Implications from the current "Panama Papers" disclosure have further amplified the need for this global collaboration, but in accordance with accepted international standards in order to underpin confidence in the conduct of international business.

There currently are two main sets of work in Cayman's programme. The first set is a series of changes, which will begin to be enacted in June this year, to further strengthen Cayman's legislative and regulatory framework. Overall, the enhancement programme will include amendments to key pieces of legislation, including beneficial ownership provisions; the elimination of bearer shares, which have been immobilised in Cayman since the year 2001; and amendments to the Confidential Relationships and Preservation Law.

Since summer 2015, a working group led by the Ministry of Financial Services, and including representatives from a cross section of Cayman's financial services industry, has been working to examine existing legislation and to recommend these enhancements to Cayman's Government, said the Minister of Financial Services Wayne Panton.

'These amendments are in keeping with our action plan, which was publicised in June 2013 immediately following the UK's chairing of the G8 Summit, to prevent the misuse of companies and legal arrangements', he said.

They also build on Cayman's existing mechanisms for sharing information for tax purposes, including the sharing of beneficial ownership information. These mechanisms, such as tax information exchange agreements; the Multilateral Convention on Mutual Administrative Assistance in Tax Matters; the double tax arrangement with the UK, allow for the sharing of information with more than 90 jurisdictions.

In addition, Cayman automatically shares information with the US and UK, for FATCA purposes; and is committed to the OECD's Common Reporting Standard along with 95 other jurisdictions, including the majority of G20 countries.

For the second set of work, Minister Panton noted that Cayman has been in dialogue with the UK in relation to the UK's request for a custom UK/Cayman mechanism for information exchange.

'Beneficial ownership is a major initiative for the UK Prime Minister, and we support him in the efforts to combat serious crime', he said. Minister Panton also noted in February this year, the UK accepted Cayman's invitation to visit and discuss Cayman's system of sharing beneficial ownership information with law enforcement. This led to Cayman and the UK working together on a joint commitment, which outlines the agreement between the two governments regarding the enhanced sharing of beneficial ownership information.

'We are pleased that the proposed joint commitment recognises that Cayman's proposed enhancements to our current beneficial ownership regime represent a viable alternative to the UK's approach of a central register. This affirms our longstanding adherence to implementing international standards in a way that is effective and appropriate for our jurisdiction', he said.
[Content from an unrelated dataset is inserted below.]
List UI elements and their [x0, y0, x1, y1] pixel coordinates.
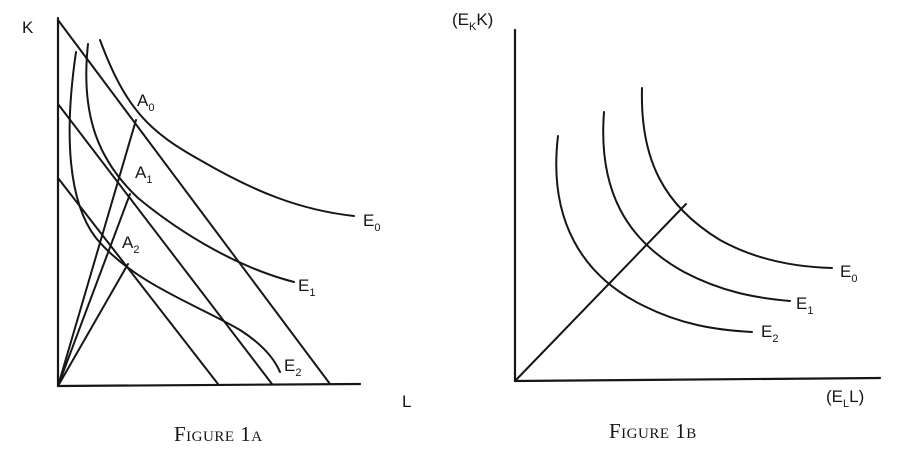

Minister Panton thanked Cayman's financial services industry for supporting Government's efforts to further strengthen its system, saying it demonstrates industry's willingness to comply with globally accepted and practiced regulatory standards.

'With our decades of engagement with international initiatives, and our current programme for further enhancements, Cayman clearly is collaborating and cooperating with all countries that adhere to global standards for the sharing of information'.